The Seventh Circuit recently made clear that a district court’s duty to rule on the admissibility of expert testimony requires a meaningful examination into whether a proffered expert’s analysis is methodologically sound. After reversing the plaintiff’s jury verdict as legally deficient, the court in ATA Airlines, Inc. v. Federal Express Corp. addressed the jury’s damages award, ruling that it was based on a fundamentally flawed regression analysis.

The district court had allowed plaintiff’s expert, a forensic accountant, to present damages testimony based on a regression analysis, reasoning in part that “regression analysis is accepted, so this is not ‘junk science.’” The district court ruled that the defendant’s objections about how the expert constructed his regression analysis could be explored on cross-examination. But the jury accepted the expert’s testimony, awarding every penny he proposed as plaintiff’s damages.

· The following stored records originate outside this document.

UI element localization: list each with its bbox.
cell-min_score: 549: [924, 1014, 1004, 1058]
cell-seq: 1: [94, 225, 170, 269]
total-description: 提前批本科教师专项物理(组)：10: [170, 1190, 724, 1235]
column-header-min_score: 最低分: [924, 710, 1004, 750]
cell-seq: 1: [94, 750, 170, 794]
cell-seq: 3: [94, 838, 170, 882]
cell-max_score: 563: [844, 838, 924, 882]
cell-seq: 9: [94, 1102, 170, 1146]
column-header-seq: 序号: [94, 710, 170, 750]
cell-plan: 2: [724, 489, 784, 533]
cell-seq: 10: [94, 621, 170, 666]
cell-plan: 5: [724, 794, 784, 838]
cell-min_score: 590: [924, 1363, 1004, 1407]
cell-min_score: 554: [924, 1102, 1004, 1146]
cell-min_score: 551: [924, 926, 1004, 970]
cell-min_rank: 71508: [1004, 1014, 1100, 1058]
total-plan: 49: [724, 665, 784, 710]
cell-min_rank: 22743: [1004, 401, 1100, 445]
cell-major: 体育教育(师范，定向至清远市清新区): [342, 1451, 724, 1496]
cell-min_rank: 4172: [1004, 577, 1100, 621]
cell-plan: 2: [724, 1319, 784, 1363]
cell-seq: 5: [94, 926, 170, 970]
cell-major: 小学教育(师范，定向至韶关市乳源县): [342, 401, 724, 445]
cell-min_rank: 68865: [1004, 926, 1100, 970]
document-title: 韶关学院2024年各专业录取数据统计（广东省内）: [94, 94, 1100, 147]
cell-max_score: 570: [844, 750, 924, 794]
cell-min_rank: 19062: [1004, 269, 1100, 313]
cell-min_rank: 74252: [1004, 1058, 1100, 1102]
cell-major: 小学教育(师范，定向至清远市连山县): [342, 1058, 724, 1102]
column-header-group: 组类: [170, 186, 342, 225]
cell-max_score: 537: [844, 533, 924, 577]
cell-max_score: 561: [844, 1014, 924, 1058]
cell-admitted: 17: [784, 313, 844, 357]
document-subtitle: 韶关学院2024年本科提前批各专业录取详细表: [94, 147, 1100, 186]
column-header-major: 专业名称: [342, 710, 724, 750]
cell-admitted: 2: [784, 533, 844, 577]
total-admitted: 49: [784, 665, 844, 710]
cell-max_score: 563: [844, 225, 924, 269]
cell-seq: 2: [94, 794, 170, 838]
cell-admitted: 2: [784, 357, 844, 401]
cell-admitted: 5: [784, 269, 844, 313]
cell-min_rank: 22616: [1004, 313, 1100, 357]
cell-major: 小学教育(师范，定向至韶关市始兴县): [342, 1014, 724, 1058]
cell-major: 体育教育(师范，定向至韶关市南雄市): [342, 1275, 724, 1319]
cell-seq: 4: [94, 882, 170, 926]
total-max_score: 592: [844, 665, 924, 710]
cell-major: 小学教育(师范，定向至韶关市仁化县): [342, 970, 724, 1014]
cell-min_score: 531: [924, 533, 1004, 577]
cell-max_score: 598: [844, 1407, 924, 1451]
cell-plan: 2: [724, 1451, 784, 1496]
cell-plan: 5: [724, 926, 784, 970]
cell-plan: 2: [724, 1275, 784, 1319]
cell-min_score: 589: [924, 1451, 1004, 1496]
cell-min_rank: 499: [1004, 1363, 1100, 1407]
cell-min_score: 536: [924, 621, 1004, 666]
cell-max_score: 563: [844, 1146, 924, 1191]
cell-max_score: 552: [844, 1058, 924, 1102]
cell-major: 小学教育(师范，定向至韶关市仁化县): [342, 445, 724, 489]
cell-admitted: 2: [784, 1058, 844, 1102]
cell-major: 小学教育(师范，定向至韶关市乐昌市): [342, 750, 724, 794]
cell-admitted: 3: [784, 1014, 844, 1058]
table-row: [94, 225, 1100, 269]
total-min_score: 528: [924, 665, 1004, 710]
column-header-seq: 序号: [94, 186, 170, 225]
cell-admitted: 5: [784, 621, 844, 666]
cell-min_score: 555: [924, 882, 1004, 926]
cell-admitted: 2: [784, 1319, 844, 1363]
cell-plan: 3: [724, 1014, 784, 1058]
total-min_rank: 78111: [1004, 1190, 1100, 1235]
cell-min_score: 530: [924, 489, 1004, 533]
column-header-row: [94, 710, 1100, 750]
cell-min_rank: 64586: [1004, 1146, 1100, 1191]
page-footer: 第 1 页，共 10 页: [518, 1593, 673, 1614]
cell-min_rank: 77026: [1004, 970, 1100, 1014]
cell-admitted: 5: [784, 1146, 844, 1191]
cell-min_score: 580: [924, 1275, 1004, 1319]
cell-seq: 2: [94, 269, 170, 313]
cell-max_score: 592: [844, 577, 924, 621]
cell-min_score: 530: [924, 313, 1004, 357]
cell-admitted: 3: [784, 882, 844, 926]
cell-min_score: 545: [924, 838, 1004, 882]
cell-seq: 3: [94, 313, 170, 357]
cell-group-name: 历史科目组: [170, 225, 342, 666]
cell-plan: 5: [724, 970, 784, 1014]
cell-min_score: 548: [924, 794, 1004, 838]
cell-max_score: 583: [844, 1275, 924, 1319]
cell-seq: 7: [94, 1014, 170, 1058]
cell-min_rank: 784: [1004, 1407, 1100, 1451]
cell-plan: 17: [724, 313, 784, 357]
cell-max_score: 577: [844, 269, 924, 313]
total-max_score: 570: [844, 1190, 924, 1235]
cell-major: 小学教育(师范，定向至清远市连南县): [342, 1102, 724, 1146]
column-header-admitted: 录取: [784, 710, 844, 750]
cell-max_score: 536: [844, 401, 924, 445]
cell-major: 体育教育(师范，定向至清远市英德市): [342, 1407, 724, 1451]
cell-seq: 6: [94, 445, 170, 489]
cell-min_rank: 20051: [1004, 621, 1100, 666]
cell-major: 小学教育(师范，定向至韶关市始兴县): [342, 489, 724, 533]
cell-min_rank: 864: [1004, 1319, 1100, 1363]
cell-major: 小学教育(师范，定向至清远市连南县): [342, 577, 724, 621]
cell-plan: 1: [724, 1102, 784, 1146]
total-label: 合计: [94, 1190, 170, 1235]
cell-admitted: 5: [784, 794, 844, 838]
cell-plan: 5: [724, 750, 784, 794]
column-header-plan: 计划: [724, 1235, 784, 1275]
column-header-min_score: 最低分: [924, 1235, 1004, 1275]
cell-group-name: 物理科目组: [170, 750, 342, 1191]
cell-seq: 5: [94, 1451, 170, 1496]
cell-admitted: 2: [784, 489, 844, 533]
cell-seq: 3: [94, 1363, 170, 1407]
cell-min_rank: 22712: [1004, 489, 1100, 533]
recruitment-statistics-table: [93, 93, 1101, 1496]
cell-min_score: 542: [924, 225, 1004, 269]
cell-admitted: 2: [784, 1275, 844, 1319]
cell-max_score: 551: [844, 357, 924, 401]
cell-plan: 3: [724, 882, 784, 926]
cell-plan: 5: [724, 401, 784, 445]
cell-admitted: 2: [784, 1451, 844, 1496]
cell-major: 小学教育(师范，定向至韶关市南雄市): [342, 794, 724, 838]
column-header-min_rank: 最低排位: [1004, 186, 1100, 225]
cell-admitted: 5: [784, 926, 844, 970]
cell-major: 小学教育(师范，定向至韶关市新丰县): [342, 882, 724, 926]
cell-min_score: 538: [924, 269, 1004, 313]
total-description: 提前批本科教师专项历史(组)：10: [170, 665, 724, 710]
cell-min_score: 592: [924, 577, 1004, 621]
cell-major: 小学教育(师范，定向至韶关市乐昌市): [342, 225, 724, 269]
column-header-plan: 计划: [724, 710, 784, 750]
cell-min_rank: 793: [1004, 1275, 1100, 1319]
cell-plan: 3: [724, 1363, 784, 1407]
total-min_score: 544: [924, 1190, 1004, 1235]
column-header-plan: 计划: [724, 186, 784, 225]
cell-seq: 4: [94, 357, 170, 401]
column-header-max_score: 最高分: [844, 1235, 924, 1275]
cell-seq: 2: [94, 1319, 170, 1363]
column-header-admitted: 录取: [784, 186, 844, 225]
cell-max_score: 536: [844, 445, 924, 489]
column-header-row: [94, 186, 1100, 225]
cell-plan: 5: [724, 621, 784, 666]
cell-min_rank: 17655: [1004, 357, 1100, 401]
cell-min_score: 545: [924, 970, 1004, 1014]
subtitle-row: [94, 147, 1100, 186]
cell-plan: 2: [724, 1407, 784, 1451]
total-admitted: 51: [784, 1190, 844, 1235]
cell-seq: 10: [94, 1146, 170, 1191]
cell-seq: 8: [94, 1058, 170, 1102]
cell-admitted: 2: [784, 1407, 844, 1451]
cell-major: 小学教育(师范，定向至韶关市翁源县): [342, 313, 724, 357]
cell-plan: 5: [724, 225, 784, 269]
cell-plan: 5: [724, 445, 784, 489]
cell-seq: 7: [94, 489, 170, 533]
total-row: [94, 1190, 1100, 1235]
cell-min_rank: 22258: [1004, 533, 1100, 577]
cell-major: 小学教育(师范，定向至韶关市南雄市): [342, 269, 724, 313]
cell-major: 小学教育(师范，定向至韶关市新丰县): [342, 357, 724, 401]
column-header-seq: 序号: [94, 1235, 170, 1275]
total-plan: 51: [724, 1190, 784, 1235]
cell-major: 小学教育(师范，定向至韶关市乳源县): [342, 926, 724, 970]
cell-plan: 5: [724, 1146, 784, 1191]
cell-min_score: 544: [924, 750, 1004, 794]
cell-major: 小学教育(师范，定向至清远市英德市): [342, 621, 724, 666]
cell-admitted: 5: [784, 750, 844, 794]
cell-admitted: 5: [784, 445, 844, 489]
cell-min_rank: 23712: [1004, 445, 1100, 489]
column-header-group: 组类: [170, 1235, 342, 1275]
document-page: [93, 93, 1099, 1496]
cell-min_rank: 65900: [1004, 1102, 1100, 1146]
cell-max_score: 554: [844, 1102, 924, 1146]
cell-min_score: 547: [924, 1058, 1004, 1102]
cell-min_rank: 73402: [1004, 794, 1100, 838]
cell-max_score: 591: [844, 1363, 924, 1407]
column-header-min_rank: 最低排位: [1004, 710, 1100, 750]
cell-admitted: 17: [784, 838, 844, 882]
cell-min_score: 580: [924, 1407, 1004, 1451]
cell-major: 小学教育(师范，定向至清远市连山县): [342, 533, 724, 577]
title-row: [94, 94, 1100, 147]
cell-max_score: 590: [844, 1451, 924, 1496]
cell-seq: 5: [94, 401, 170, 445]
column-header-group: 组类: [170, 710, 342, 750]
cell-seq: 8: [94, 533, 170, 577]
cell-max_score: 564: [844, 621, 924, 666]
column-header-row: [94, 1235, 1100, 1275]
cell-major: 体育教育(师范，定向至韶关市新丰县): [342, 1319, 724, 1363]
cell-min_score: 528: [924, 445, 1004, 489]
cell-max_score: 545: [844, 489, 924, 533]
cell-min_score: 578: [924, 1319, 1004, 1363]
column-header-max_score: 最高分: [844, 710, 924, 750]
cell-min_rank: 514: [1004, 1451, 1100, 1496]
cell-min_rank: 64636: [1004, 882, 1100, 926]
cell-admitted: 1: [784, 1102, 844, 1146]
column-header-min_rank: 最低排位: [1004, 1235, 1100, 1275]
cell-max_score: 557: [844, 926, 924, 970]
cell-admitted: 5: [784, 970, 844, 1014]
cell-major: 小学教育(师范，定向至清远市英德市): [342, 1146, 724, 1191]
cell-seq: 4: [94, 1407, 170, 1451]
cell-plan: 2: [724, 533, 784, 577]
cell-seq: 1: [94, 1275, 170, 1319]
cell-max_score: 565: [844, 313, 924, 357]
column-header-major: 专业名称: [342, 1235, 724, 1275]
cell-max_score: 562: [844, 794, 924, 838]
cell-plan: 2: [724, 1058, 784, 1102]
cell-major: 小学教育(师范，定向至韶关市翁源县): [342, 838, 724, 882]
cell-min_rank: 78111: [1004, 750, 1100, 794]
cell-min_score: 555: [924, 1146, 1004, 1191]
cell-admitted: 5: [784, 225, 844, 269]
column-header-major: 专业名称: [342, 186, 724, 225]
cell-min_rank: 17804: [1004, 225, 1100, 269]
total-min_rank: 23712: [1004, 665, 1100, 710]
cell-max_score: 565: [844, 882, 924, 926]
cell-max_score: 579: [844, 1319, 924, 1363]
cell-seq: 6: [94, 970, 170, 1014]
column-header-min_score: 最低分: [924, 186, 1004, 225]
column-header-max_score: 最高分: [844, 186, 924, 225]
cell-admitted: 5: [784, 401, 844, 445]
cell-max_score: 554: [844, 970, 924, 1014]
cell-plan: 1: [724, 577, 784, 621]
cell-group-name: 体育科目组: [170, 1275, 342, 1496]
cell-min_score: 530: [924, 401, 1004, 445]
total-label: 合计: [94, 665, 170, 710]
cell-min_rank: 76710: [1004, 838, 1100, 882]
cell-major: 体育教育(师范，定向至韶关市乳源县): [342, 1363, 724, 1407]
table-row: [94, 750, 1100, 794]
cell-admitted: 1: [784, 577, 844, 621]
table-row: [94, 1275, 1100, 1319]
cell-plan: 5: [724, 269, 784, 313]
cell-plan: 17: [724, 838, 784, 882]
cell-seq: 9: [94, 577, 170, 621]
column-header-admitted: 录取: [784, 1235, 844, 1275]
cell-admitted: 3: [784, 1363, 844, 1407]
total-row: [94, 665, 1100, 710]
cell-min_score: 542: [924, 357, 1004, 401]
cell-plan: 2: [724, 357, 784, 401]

The court of appeals concluded that the district court did not do enough to ensure that the expert’s testimony complied with Federal Rules of Evidence 702(2) & (3). Underscoring the need to conduct a detailed analysis of an expert’s method and its proposed application, Judge Posner devoted 13 pages to discussing the basics of regression analysis, including suggesting several sources as background reading, and various flaws in the expert’s approach. As the decision states, the court went “on at such length about the deficiencies of the regression analysis in order to remind district judges that, painful as it may be, it is their responsibility to screen expert testimony, however technical.” The decision concludes that the expert’s method was so flawed as to result in a complete absence of damages proof.

The court of appeals also emphasized, as it has in the past, that a district judge may appoint its own expert under Fed. R. Evid. 706 to assist it in evaluating the parties’ proposed expert testimony. But, most strikingly, the court highlights the responsibility of the parties to explain the proffered expert testimony “in plain English,” suggesting that a lawyer’s inability to give that explanation is grounds enough for excluding an expert’s testimony: “If a party’s lawyer cannot understand the testimony of the party’s own expert, the testimony should be withheld from the jury. Evidence unintelligible to the trier or triers of fact has no place in a trial.”